After expounding on these ideas, it would be risky for me to claim that I'm neither scarred nor warped in this respect. From my earliest childhood, circumstances have forced me to satisfy not my cultural longings but my natural inclinations. And for this reason I can honestly say that I find the culturally inspired masochism of resignation and the sadism of forced change equally abhorrent. Unlike my poor friend, who ventured into the realm of human desires and turned his body into the object of his emotional experiments, I turned my body into an instrument, a means to an end, and thus my desires have become only the stern supervisors of my natural inclinations.
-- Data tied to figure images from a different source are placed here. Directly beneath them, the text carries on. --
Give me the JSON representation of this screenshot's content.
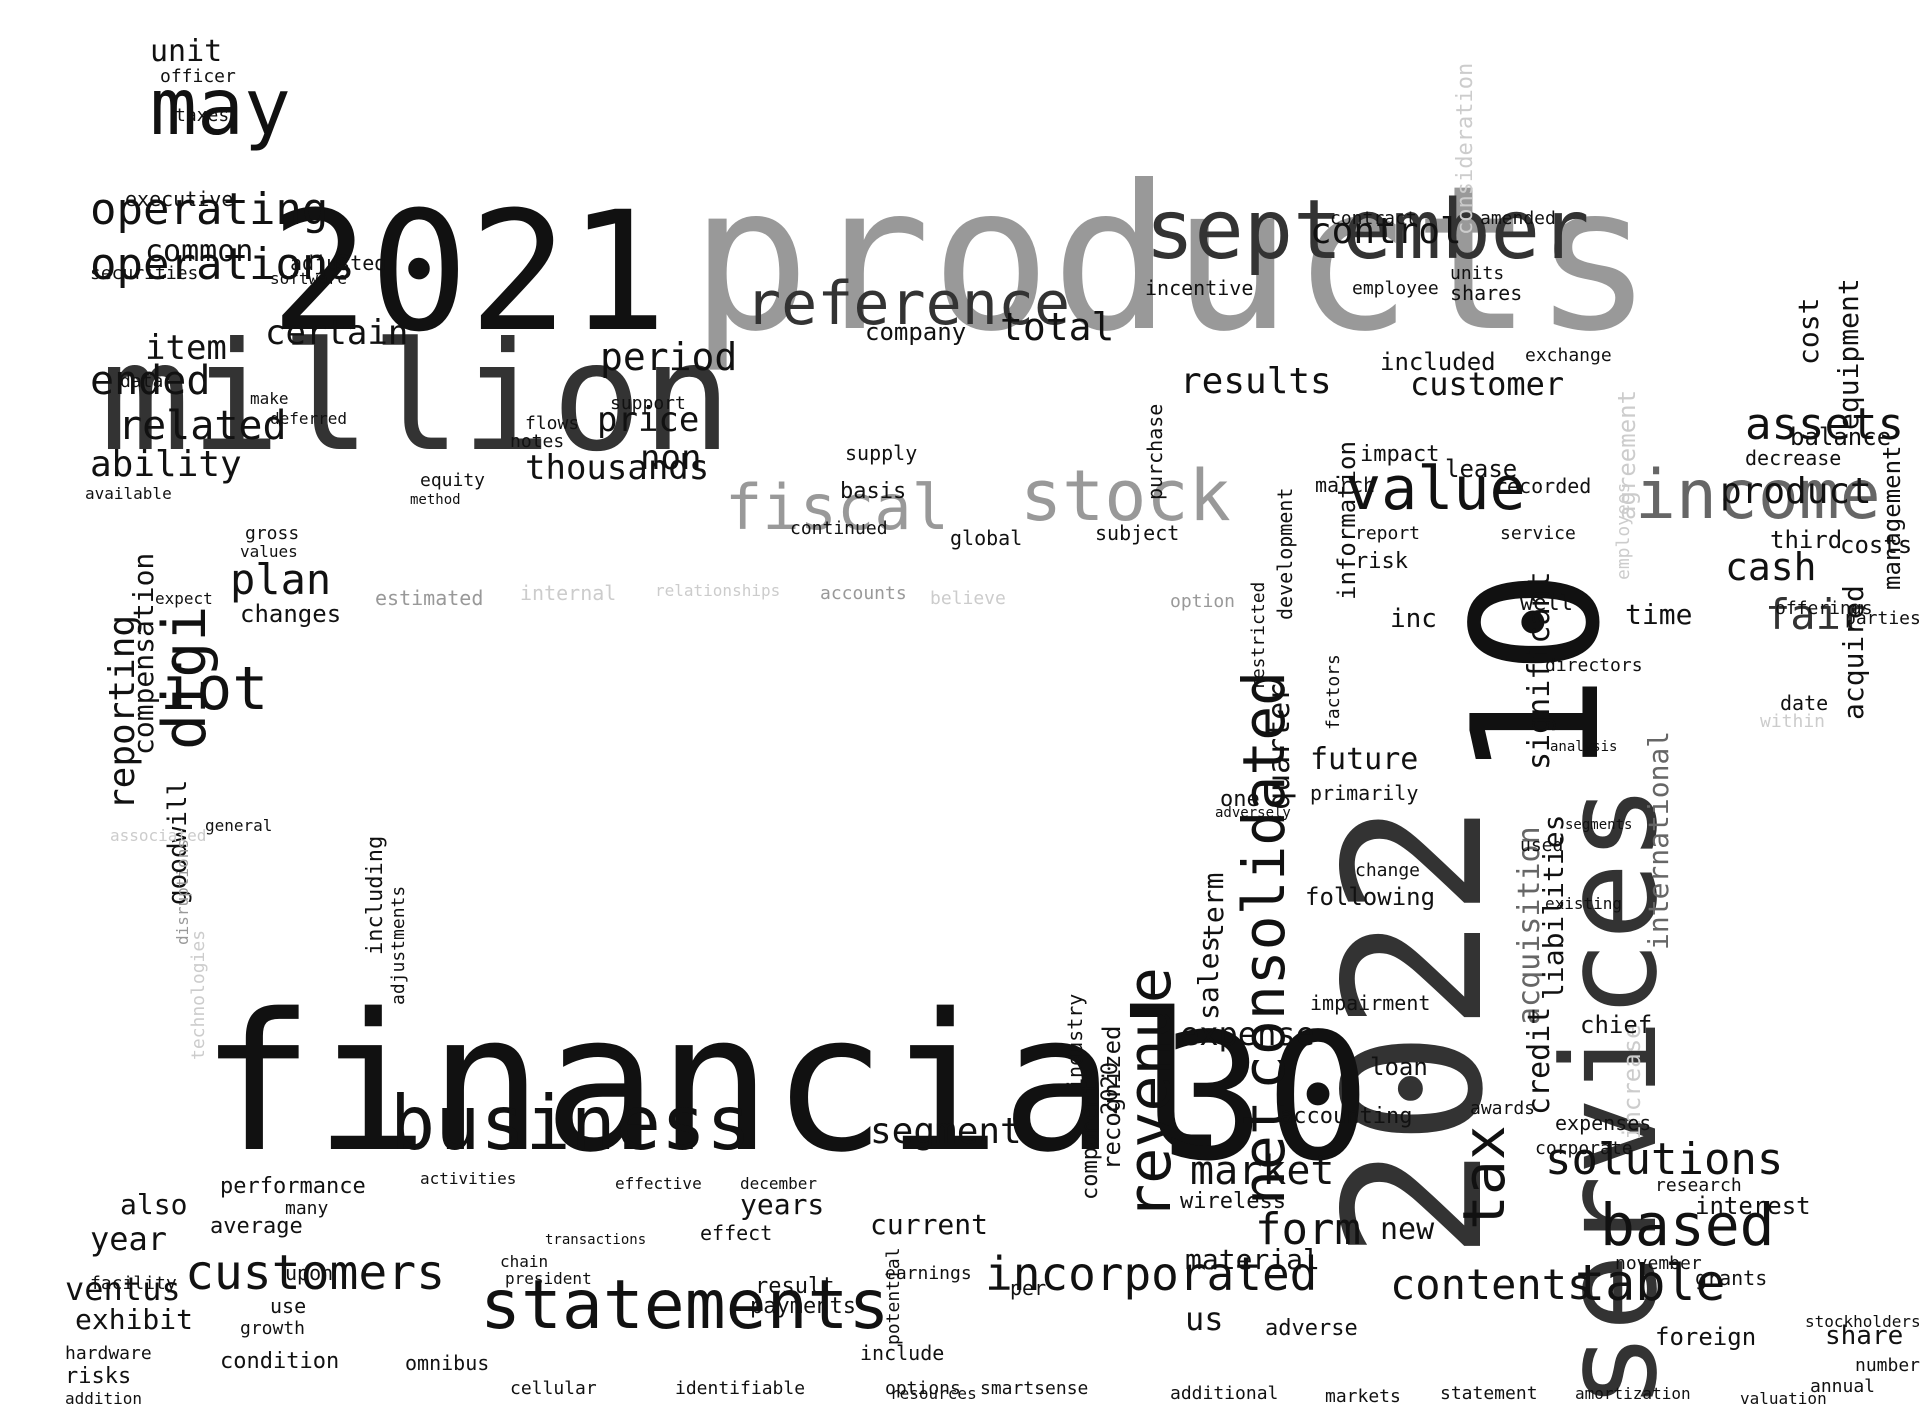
{
  "palette": {
    "background": "#ffffff",
    "black": "#111111",
    "dark": "#333333",
    "mid": "#666666",
    "gray": "#999999",
    "light": "#cccccc"
  },
  "words": [
    {
      "text": "products",
      "color": "gray"
    },
    {
      "text": "financial",
      "color": "black"
    },
    {
      "text": "million",
      "color": "dark"
    },
    {
      "text": "2021",
      "color": "black"
    },
    {
      "text": "2022",
      "color": "dark"
    },
    {
      "text": "30",
      "color": "black"
    },
    {
      "text": "10",
      "color": "black"
    },
    {
      "text": "services",
      "color": "dark"
    },
    {
      "text": "business",
      "color": "black"
    },
    {
      "text": "statements",
      "color": "black"
    },
    {
      "text": "september",
      "color": "dark"
    },
    {
      "text": "may",
      "color": "black"
    },
    {
      "text": "income",
      "color": "mid"
    },
    {
      "text": "reference",
      "color": "dark"
    },
    {
      "text": "stock",
      "color": "gray"
    },
    {
      "text": "fiscal",
      "color": "gray"
    },
    {
      "text": "value",
      "color": "black"
    },
    {
      "text": "iot",
      "color": "black"
    },
    {
      "text": "digi",
      "color": "black"
    },
    {
      "text": "revenue",
      "color": "black"
    },
    {
      "text": "consolidated",
      "color": "black"
    },
    {
      "text": "net",
      "color": "black"
    },
    {
      "text": "tax",
      "color": "black"
    },
    {
      "text": "customers",
      "color": "black"
    },
    {
      "text": "incorporated",
      "color": "black"
    },
    {
      "text": "based",
      "color": "black"
    },
    {
      "text": "operating",
      "color": "black"
    },
    {
      "text": "operations",
      "color": "black"
    },
    {
      "text": "assets",
      "color": "black"
    },
    {
      "text": "table",
      "color": "black"
    },
    {
      "text": "solutions",
      "color": "black"
    },
    {
      "text": "contents",
      "color": "black"
    },
    {
      "text": "form",
      "color": "black"
    },
    {
      "text": "market",
      "color": "black"
    },
    {
      "text": "cash",
      "color": "black"
    },
    {
      "text": "fair",
      "color": "dark"
    },
    {
      "text": "product",
      "color": "black"
    },
    {
      "text": "segment",
      "color": "black"
    },
    {
      "text": "control",
      "color": "black"
    },
    {
      "text": "results",
      "color": "black"
    },
    {
      "text": "customer",
      "color": "black"
    },
    {
      "text": "total",
      "color": "black"
    },
    {
      "text": "period",
      "color": "black"
    },
    {
      "text": "price",
      "color": "black"
    },
    {
      "text": "non",
      "color": "black"
    },
    {
      "text": "thousands",
      "color": "black"
    },
    {
      "text": "ended",
      "color": "black"
    },
    {
      "text": "related",
      "color": "black"
    },
    {
      "text": "ability",
      "color": "black"
    },
    {
      "text": "item",
      "color": "black"
    },
    {
      "text": "certain",
      "color": "black"
    },
    {
      "text": "common",
      "color": "black"
    },
    {
      "text": "plan",
      "color": "black"
    },
    {
      "text": "changes",
      "color": "black"
    },
    {
      "text": "reporting",
      "color": "black"
    },
    {
      "text": "compensation",
      "color": "black"
    },
    {
      "text": "goodwill",
      "color": "black"
    },
    {
      "text": "unit",
      "color": "black"
    },
    {
      "text": "officer",
      "color": "black"
    },
    {
      "text": "taxes",
      "color": "black"
    },
    {
      "text": "executive",
      "color": "black"
    },
    {
      "text": "securities",
      "color": "black"
    },
    {
      "text": "adjusted",
      "color": "black"
    },
    {
      "text": "software",
      "color": "black"
    },
    {
      "text": "future",
      "color": "black"
    },
    {
      "text": "time",
      "color": "black"
    },
    {
      "text": "acquisition",
      "color": "mid"
    },
    {
      "text": "significant",
      "color": "black"
    },
    {
      "text": "liabilities",
      "color": "black"
    },
    {
      "text": "credit",
      "color": "black"
    },
    {
      "text": "international",
      "color": "mid"
    },
    {
      "text": "increase",
      "color": "light"
    },
    {
      "text": "agreement",
      "color": "light"
    },
    {
      "text": "employees",
      "color": "light"
    },
    {
      "text": "information",
      "color": "black"
    },
    {
      "text": "quarter",
      "color": "black"
    },
    {
      "text": "term",
      "color": "black"
    },
    {
      "text": "sales",
      "color": "black"
    },
    {
      "text": "development",
      "color": "black"
    },
    {
      "text": "expense",
      "color": "black"
    },
    {
      "text": "material",
      "color": "black"
    },
    {
      "text": "us",
      "color": "black"
    },
    {
      "text": "new",
      "color": "black"
    },
    {
      "text": "accounting",
      "color": "black"
    },
    {
      "text": "loan",
      "color": "black"
    },
    {
      "text": "impairment",
      "color": "black"
    },
    {
      "text": "following",
      "color": "black"
    },
    {
      "text": "year",
      "color": "black"
    },
    {
      "text": "ventus",
      "color": "black"
    },
    {
      "text": "exhibit",
      "color": "black"
    },
    {
      "text": "also",
      "color": "black"
    },
    {
      "text": "performance",
      "color": "black"
    },
    {
      "text": "current",
      "color": "black"
    },
    {
      "text": "years",
      "color": "black"
    },
    {
      "text": "result",
      "color": "black"
    },
    {
      "text": "payments",
      "color": "black"
    },
    {
      "text": "condition",
      "color": "black"
    },
    {
      "text": "omnibus",
      "color": "black"
    },
    {
      "text": "cellular",
      "color": "black"
    },
    {
      "text": "identifiable",
      "color": "black"
    },
    {
      "text": "smartsense",
      "color": "black"
    },
    {
      "text": "additional",
      "color": "black"
    },
    {
      "text": "markets",
      "color": "black"
    },
    {
      "text": "statement",
      "color": "black"
    },
    {
      "text": "amortization",
      "color": "black"
    },
    {
      "text": "valuation",
      "color": "black"
    },
    {
      "text": "annual",
      "color": "black"
    },
    {
      "text": "share",
      "color": "black"
    },
    {
      "text": "number",
      "color": "black"
    },
    {
      "text": "stockholders",
      "color": "black"
    },
    {
      "text": "foreign",
      "color": "black"
    },
    {
      "text": "interest",
      "color": "black"
    },
    {
      "text": "research",
      "color": "black"
    },
    {
      "text": "november",
      "color": "black"
    },
    {
      "text": "grants",
      "color": "black"
    },
    {
      "text": "expenses",
      "color": "black"
    },
    {
      "text": "chief",
      "color": "black"
    },
    {
      "text": "corporate",
      "color": "black"
    },
    {
      "text": "awards",
      "color": "black"
    },
    {
      "text": "adverse",
      "color": "black"
    },
    {
      "text": "wireless",
      "color": "black"
    },
    {
      "text": "recognized",
      "color": "black"
    },
    {
      "text": "components",
      "color": "black"
    },
    {
      "text": "industry",
      "color": "black"
    },
    {
      "text": "2020",
      "color": "black"
    },
    {
      "text": "equipment",
      "color": "black"
    },
    {
      "text": "acquired",
      "color": "black"
    },
    {
      "text": "management",
      "color": "black"
    },
    {
      "text": "cost",
      "color": "black"
    },
    {
      "text": "balance",
      "color": "black"
    },
    {
      "text": "decrease",
      "color": "black"
    },
    {
      "text": "third",
      "color": "black"
    },
    {
      "text": "costs",
      "color": "black"
    },
    {
      "text": "parties",
      "color": "black"
    },
    {
      "text": "offerings",
      "color": "black"
    },
    {
      "text": "date",
      "color": "black"
    },
    {
      "text": "within",
      "color": "light"
    },
    {
      "text": "consideration",
      "color": "light"
    },
    {
      "text": "contract",
      "color": "black"
    },
    {
      "text": "amended",
      "color": "black"
    },
    {
      "text": "employee",
      "color": "black"
    },
    {
      "text": "units",
      "color": "black"
    },
    {
      "text": "shares",
      "color": "black"
    },
    {
      "text": "included",
      "color": "black"
    },
    {
      "text": "exchange",
      "color": "black"
    },
    {
      "text": "impact",
      "color": "black"
    },
    {
      "text": "march",
      "color": "black"
    },
    {
      "text": "lease",
      "color": "black"
    },
    {
      "text": "recorded",
      "color": "black"
    },
    {
      "text": "report",
      "color": "black"
    },
    {
      "text": "risk",
      "color": "black"
    },
    {
      "text": "inc",
      "color": "black"
    },
    {
      "text": "well",
      "color": "black"
    },
    {
      "text": "directors",
      "color": "black"
    },
    {
      "text": "service",
      "color": "black"
    },
    {
      "text": "company",
      "color": "black"
    },
    {
      "text": "incentive",
      "color": "black"
    },
    {
      "text": "purchase",
      "color": "black"
    },
    {
      "text": "subject",
      "color": "black"
    },
    {
      "text": "continued",
      "color": "black"
    },
    {
      "text": "basis",
      "color": "black"
    },
    {
      "text": "supply",
      "color": "black"
    },
    {
      "text": "support",
      "color": "black"
    },
    {
      "text": "global",
      "color": "black"
    },
    {
      "text": "internal",
      "color": "light"
    },
    {
      "text": "estimated",
      "color": "gray"
    },
    {
      "text": "accounts",
      "color": "gray"
    },
    {
      "text": "believe",
      "color": "light"
    },
    {
      "text": "option",
      "color": "gray"
    },
    {
      "text": "relationships",
      "color": "light"
    },
    {
      "text": "associated",
      "color": "light"
    },
    {
      "text": "technologies",
      "color": "light"
    },
    {
      "text": "disruptions",
      "color": "gray"
    },
    {
      "text": "including",
      "color": "black"
    },
    {
      "text": "adjustments",
      "color": "black"
    },
    {
      "text": "upon",
      "color": "black"
    },
    {
      "text": "use",
      "color": "black"
    },
    {
      "text": "growth",
      "color": "black"
    },
    {
      "text": "average",
      "color": "black"
    },
    {
      "text": "many",
      "color": "black"
    },
    {
      "text": "hardware",
      "color": "black"
    },
    {
      "text": "risks",
      "color": "black"
    },
    {
      "text": "addition",
      "color": "black"
    },
    {
      "text": "facility",
      "color": "black"
    },
    {
      "text": "per",
      "color": "black"
    },
    {
      "text": "options",
      "color": "black"
    },
    {
      "text": "include",
      "color": "black"
    },
    {
      "text": "resources",
      "color": "black"
    },
    {
      "text": "earnings",
      "color": "black"
    },
    {
      "text": "potential",
      "color": "black"
    },
    {
      "text": "effect",
      "color": "black"
    },
    {
      "text": "december",
      "color": "black"
    },
    {
      "text": "activities",
      "color": "black"
    },
    {
      "text": "effective",
      "color": "black"
    },
    {
      "text": "president",
      "color": "black"
    },
    {
      "text": "chain",
      "color": "black"
    },
    {
      "text": "transactions",
      "color": "black"
    },
    {
      "text": "notes",
      "color": "black"
    },
    {
      "text": "flows",
      "color": "black"
    },
    {
      "text": "equity",
      "color": "black"
    },
    {
      "text": "method",
      "color": "black"
    },
    {
      "text": "gross",
      "color": "black"
    },
    {
      "text": "values",
      "color": "black"
    },
    {
      "text": "make",
      "color": "black"
    },
    {
      "text": "deferred",
      "color": "black"
    },
    {
      "text": "data",
      "color": "black"
    },
    {
      "text": "available",
      "color": "black"
    },
    {
      "text": "expect",
      "color": "black"
    },
    {
      "text": "general",
      "color": "black"
    },
    {
      "text": "restricted",
      "color": "black"
    },
    {
      "text": "primarily",
      "color": "black"
    },
    {
      "text": "one",
      "color": "black"
    },
    {
      "text": "adversely",
      "color": "black"
    },
    {
      "text": "change",
      "color": "black"
    },
    {
      "text": "used",
      "color": "black"
    },
    {
      "text": "existing",
      "color": "black"
    },
    {
      "text": "segments",
      "color": "black"
    },
    {
      "text": "analysis",
      "color": "black"
    },
    {
      "text": "factors",
      "color": "black"
    },
    {
      "text": "ventus",
      "color": "black"
    }
  ]
}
Because my origins were so problematic, I viewed with great hostility anyone who tried to convince me there was something wrong with me, or anyone who considered me exceptional because of my physical attributes. I couldn't accept these judgments. Life for me was not something to accept as inevitable or something that had to be changed; what I wanted was to find, in the only life that was mine, the possibilities congenial to my character. And in pursuing these possibilities I have been, if not passionate, definitely obsessive.